Russian football has strong links with South America but as well as strengthening the existing ties, they're also looking to new areas to plunder young talent. Domm Norris reports.
The nature of football across Europe means that competition is rife to cherry pick the finest young talent from across the four corners of the globe before rival clubs have a chance to contemplate a move. The expansion and development of the Russian - and Eastern European - game in the 21st century has resulted in even more competition in the pursuit of the world's next big star. It is a sign of the progression of football that previous 'backwaters' who had paled in comparison to the supposed elite of England, Italy and Spain are now able to entice talents to nation's which remain notoriously difficult to adapt within.
During the Russian off season - which at present occurs over the winter months - rumours are banded around about seemingly every player under the sun. The likes of Gianluigi Buffon, Domenico Criscito and even Everton's Phil Jagielka have been linked with a variety of Russia's major footballing powerhouses. However while renowned stars are the players who grab the headlines beneath the surface there are the youth prospects who make moves to clubs that seem typically premature.
Russian clubs have developed a strong link to South American talent and this winter has seen a number of players poised to make the journey that comes in at over 10,000km. The staggering scale of distance would likely put off a number of teenagers but the power and gravity of professional football entices vast numbers of South American youngsters into the leagues of Eastern Europe.
A recent report has seen Botafogo's William linked with a move to CSKA Moscow - partnering up with compatriot Vagner Love. The deal hinges on the success of a prolonged trial which William will undergo within the Russian capital before CSKA decide whether to lodge a formal bid for the player. Vagner Love has proven to be a particularly significant mover in the deal as it will be his role to supervise William as he attempts to come to terms with the new lifestyle he has thrown himself into. The use of Vagner Love within the deal is a means of CSKA attempting to impose a sense of continuity as the club look to provide help to William as he settles in. However Vagner Love himself is hardly the epitome of the ideal professional footballer - after all this is a man who craves partying, alcohol, girls and rocket launchers, yes really. Russian clubs obviously need to create a support system for the youngsters who travel from around the world to play for them. However in William's case it seems as though CSKA have more than one eye on sweetening Vagner Love and enticing him to stay in Russia for what could be an important season for the club.
Krylya Sovetov have been linked with a hugely surprising move in the transfer market which shows just how far afield Russian clubs are looking for fresh talent. 17 year old Canadian midfielder Joseph Dichiara has been linked with a move to Samara in a deal that could open up a previously untapped market to the Russian game. Dichiara has been learning his trade at the Spartacus football academy in Ontario which began in the early 1990's and has witnessed gradual levels of expansion which has resulted in hundreds of youngsters coming through the ranks of the academy. The plucking of Dichiara may seem like a bizarre turn of events however Spartacus is founded and run by Yuri Studin - a man of Russian descent. Even the name 'Spartacus' reveals the Russian heritage in the heart of Canada.
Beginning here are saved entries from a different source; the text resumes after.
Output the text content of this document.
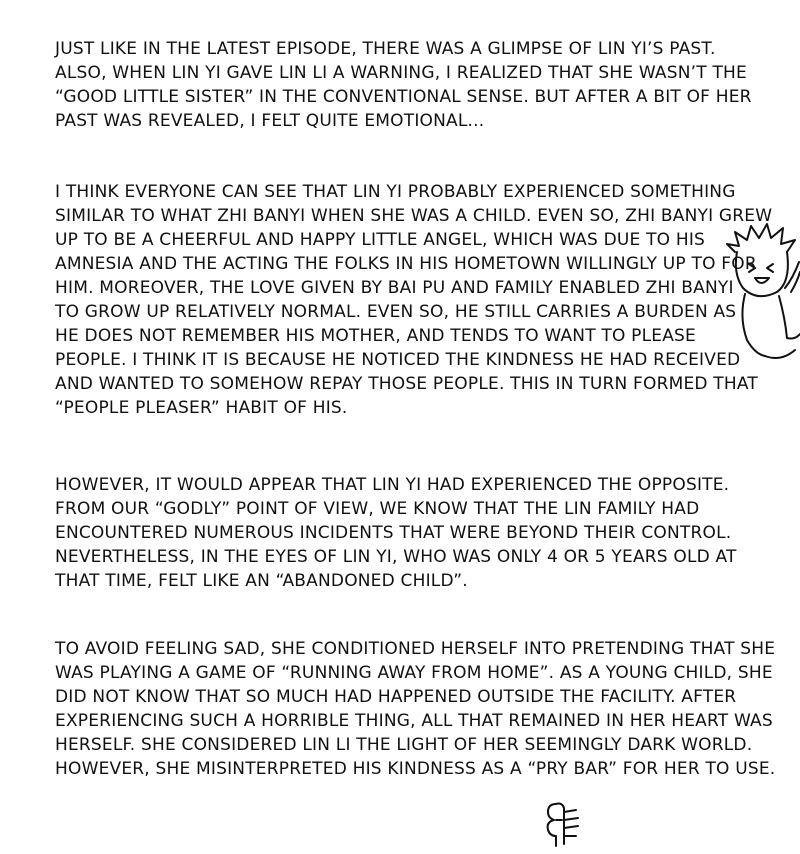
JUST LIKE IN THE LATEST EPISODE, THERE WAS A GLIMPSE OF LIN YI’S PAST.
ALSO, WHEN LIN YI GAVE LIN LI A WARNING, I REALIZED THAT SHE WASN’T THE
“GOOD LITTLE SISTER” IN THE CONVENTIONAL SENSE. BUT AFTER A BIT OF HER
PAST WAS REVEALED, I FELT QUITE EMOTIONAL...
I THINK EVERYONE CAN SEE THAT LIN YI PROBABLY EXPERIENCED SOMETHING
SIMILAR TO WHAT ZHI BANYI WHEN SHE WAS A CHILD. EVEN SO, ZHI BANYI GREW
UP TO BE A CHEERFUL AND HAPPY LITTLE ANGEL, WHICH WAS DUE TO HIS
AMNESIA AND THE ACTING THE FOLKS IN HIS HOMETOWN WILLINGLY UP TO FOR
HIM. MOREOVER, THE LOVE GIVEN BY BAI PU AND FAMILY ENABLED ZHI BANYI
TO GROW UP RELATIVELY NORMAL. EVEN SO, HE STILL CARRIES A BURDEN AS
HE DOES NOT REMEMBER HIS MOTHER, AND TENDS TO WANT TO PLEASE
PEOPLE. I THINK IT IS BECAUSE HE NOTICED THE KINDNESS HE HAD RECEIVED
AND WANTED TO SOMEHOW REPAY THOSE PEOPLE. THIS IN TURN FORMED THAT
“PEOPLE PLEASER” HABIT OF HIS.
HOWEVER, IT WOULD APPEAR THAT LIN YI HAD EXPERIENCED THE OPPOSITE.
FROM OUR “GODLY” POINT OF VIEW, WE KNOW THAT THE LIN FAMILY HAD
ENCOUNTERED NUMEROUS INCIDENTS THAT WERE BEYOND THEIR CONTROL.
NEVERTHELESS, IN THE EYES OF LIN YI, WHO WAS ONLY 4 OR 5 YEARS OLD AT
THAT TIME, FELT LIKE AN “ABANDONED CHILD”.
TO AVOID FEELING SAD, SHE CONDITIONED HERSELF INTO PRETENDING THAT SHE
WAS PLAYING A GAME OF “RUNNING AWAY FROM HOME”. AS A YOUNG CHILD, SHE
DID NOT KNOW THAT SO MUCH HAD HAPPENED OUTSIDE THE FACILITY. AFTER
EXPERIENCING SUCH A HORRIBLE THING, ALL THAT REMAINED IN HER HEART WAS
HERSELF. SHE CONSIDERED LIN LI THE LIGHT OF HER SEEMINGLY DARK WORLD.
HOWEVER, SHE MISINTERPRETED HIS KINDNESS AS A “PRY BAR” FOR HER TO USE.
The purchasing of such a young player who is entirely alien to the culture and lifestyle of Russia is a substantial gamble for not only the club but the player himself. The purchasing of South American talent over the past decade has resulted in Russia accumulating a strong network of players who are able to create a 'hub' - where South American players can easily speak to one another, creating a 'home away from home' atmosphere. It is dangerous for youngsters to be permitted to merely transport their culture over from Brazil or Argentina without attempting to adapt to the Russian way of life but at least players are able to form bonds with one another. The problem that Dichiara will likely face is one of isolation. There is a limited amount of North American players plying their trade in Russia - with Tom Tomsk's American youngster Yevgeni Starikov the obvious exception - so it will take a huge level of adaptation to succeed in Samara.
Russian clubs are becoming more adept at providing a solid support structure for young players who come to clubs from abroad. While in previous years players had been simply left to their own accord in the hope -more than expectation - that they will succeed now clubs are much more likely to provide services and education to their newly acquired players. Even though the money spent was far more significant, the manner in which Aiden McGeady has been helped settling into life in Moscow shows that Russian clubs realise that they have a duty to help players transition to Russian life.
The migration of young players to Russian clubs - as well as other prominent leagues in Eastern Europe - looks to be a process that will continue for the foreseeable future. The emergence of William and Joseph Dichiara shows that Russian clubs are not only intent on looking for talent in the obvious hotspot of South America but also in areas that are yet to be uncovered even by Europe's elite. With the correct implementation of support systems for these youngsters - and ensuring that they are not merely pawns in a larger game as in William's case - then there is no reason why Russia cannot become a place for young global talent to develop and flourish.